The condition should be optimized prior to and during pregnancy. Pulmonary function tests may be of use when planning labour strategies. Corticosteroids are the first-line treatment and have not been shown to have major teratogenic effects in large studies of patients with asthma. If right heart hypertrophy and/or dilatation are present due to pulmonary hypertension women should be advised against pregnancy. The second-line agents methotrexate and cyclophosphamide are teratogenic and should be avoided, although some agents may be safe.
Women should be actively followed up post partum in anticipation of potential worsening of their condition.
Cystic fibrosis
Cystic fibrosis (CF) is an autosomal recessive condition affecting chloride channels found throughout the body. It is a multisystem disorder, but morbidity and mortality arise principally from the respiratory system. The resulting thickening of secretions causes blockages, chronic inflammation, recurrent infections and architectural damage to the lungs.
CF occurs in approximately 1 in 2500–3200 live births.
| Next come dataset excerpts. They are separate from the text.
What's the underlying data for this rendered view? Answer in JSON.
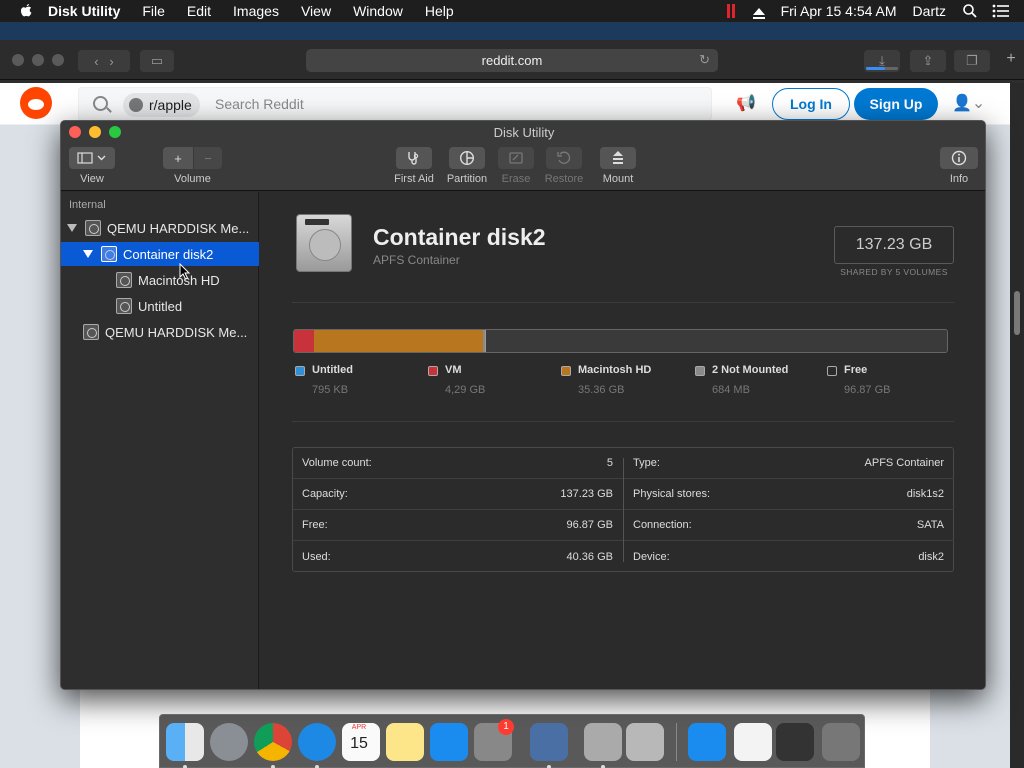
{
  "menubar": {
    "app_name": "Disk Utility",
    "menus": [
      "File",
      "Edit",
      "Images",
      "View",
      "Window",
      "Help"
    ],
    "datetime": "Fri Apr 15  4:54 AM",
    "user": "Dartz"
  },
  "safari": {
    "address": "reddit.com"
  },
  "reddit": {
    "subreddit_chip": "r/apple",
    "search_placeholder": "Search Reddit",
    "login_label": "Log In",
    "signup_label": "Sign Up"
  },
  "window": {
    "title": "Disk Utility",
    "toolbar": {
      "view_label": "View",
      "volume_label": "Volume",
      "add_symbol": "+",
      "remove_symbol": "−",
      "first_aid_label": "First Aid",
      "partition_label": "Partition",
      "erase_label": "Erase",
      "restore_label": "Restore",
      "mount_label": "Mount",
      "info_label": "Info"
    }
  },
  "sidebar": {
    "header": "Internal",
    "items": [
      {
        "label": "QEMU HARDDISK Me..."
      },
      {
        "label": "Container disk2"
      },
      {
        "label": "Macintosh HD"
      },
      {
        "label": "Untitled"
      },
      {
        "label": "QEMU HARDDISK Me..."
      }
    ]
  },
  "detail": {
    "title": "Container disk2",
    "subtitle": "APFS Container",
    "size": "137.23 GB",
    "size_note": "SHARED BY 5 VOLUMES",
    "usage": [
      {
        "name": "Untitled",
        "size": "795 KB",
        "color": "#2f8fd8",
        "fraction": 0.0
      },
      {
        "name": "VM",
        "size": "4,29 GB",
        "color": "#c8323a",
        "fraction": 0.031
      },
      {
        "name": "Macintosh HD",
        "size": "35.36 GB",
        "color": "#b8761e",
        "fraction": 0.258
      },
      {
        "name": "2 Not Mounted",
        "size": "684 MB",
        "color": "#8a8a8a",
        "fraction": 0.005
      },
      {
        "name": "Free",
        "size": "96.87 GB",
        "color": "#3a3a3a",
        "fraction": 0.706
      }
    ],
    "info_left": [
      {
        "key": "Volume count:",
        "value": "5"
      },
      {
        "key": "Capacity:",
        "value": "137.23 GB"
      },
      {
        "key": "Free:",
        "value": "96.87 GB"
      },
      {
        "key": "Used:",
        "value": "40.36 GB"
      }
    ],
    "info_right": [
      {
        "key": "Type:",
        "value": "APFS Container"
      },
      {
        "key": "Physical stores:",
        "value": "disk1s2"
      },
      {
        "key": "Connection:",
        "value": "SATA"
      },
      {
        "key": "Device:",
        "value": "disk2"
      }
    ]
  },
  "dock": {
    "calendar_month": "APR",
    "calendar_day": "15",
    "badge_count": "1"
  }
}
The prevalence is ever increasing as median life expectancy is rising with improved care. There are more adults than children with CF in some European countries.
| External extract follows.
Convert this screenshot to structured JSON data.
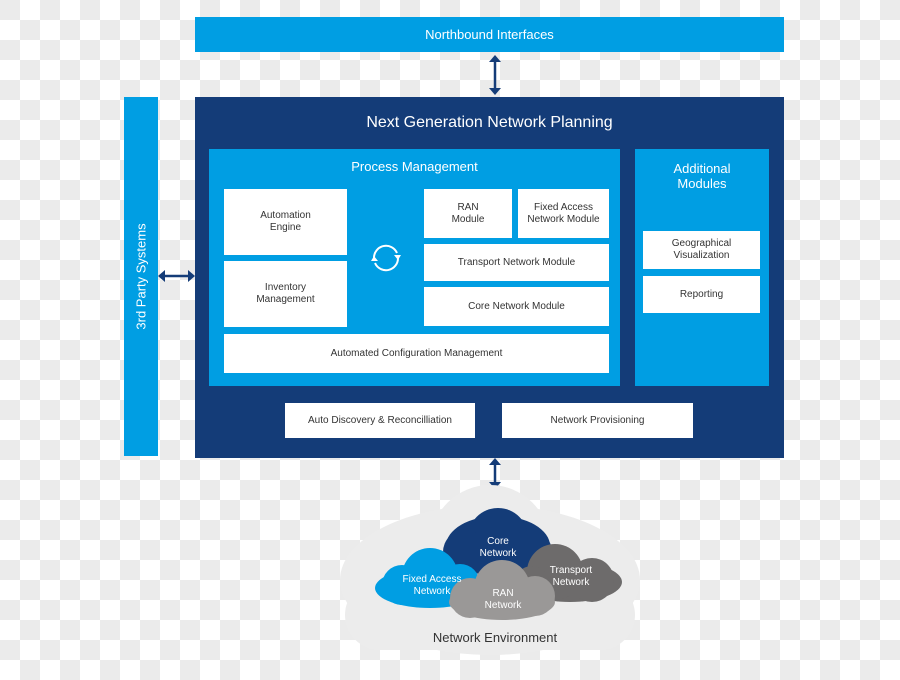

Although all pregnancies in CF patients should be considered high risk, a baseline FEV1 >60% predicted is associated with favourable outcomes. The normal physiological changes of pregnancy can present a significant challenge to these patients. Increasing minute ventilation with little functional reserve and raising cardiac output with existing right heart strain can be problematic. Indeed, as previously mentioned, pulmonary hypertension can present grave risk.
Predictors of increased risk are weight gain <4.5 kg, BMI <20 kg/m2, colonization with B. cepacia, frequent infections, diabetes mellitus, pancreatic insufficiency and recurrent infections. These patients have increased frequency of preterm labour.
Treatment should be optimized during pregnancy and multidisciplinary input sought. Mildly impaired mothers may labour normally with epidural analgesia. Should caesarean section be deemed necessary, each patient must be assessed individually, as no robust evidence exists to guide treatment. Regional anaesthesia is often preferable to reduce impact on the respiratory system and avoid mechanical ventilation. High block should be avoided because of dependence on the accessory muscles. A CSE technique seems a reasonable approach to allow epidural analgesia post section and aid compliance with physiotherapy. These patients require meticulous attention to detail in the perioperative period, with senior input from the CF team, physiotherapy and microbiology, as well as obstetrics/midwifery/anaesthesia.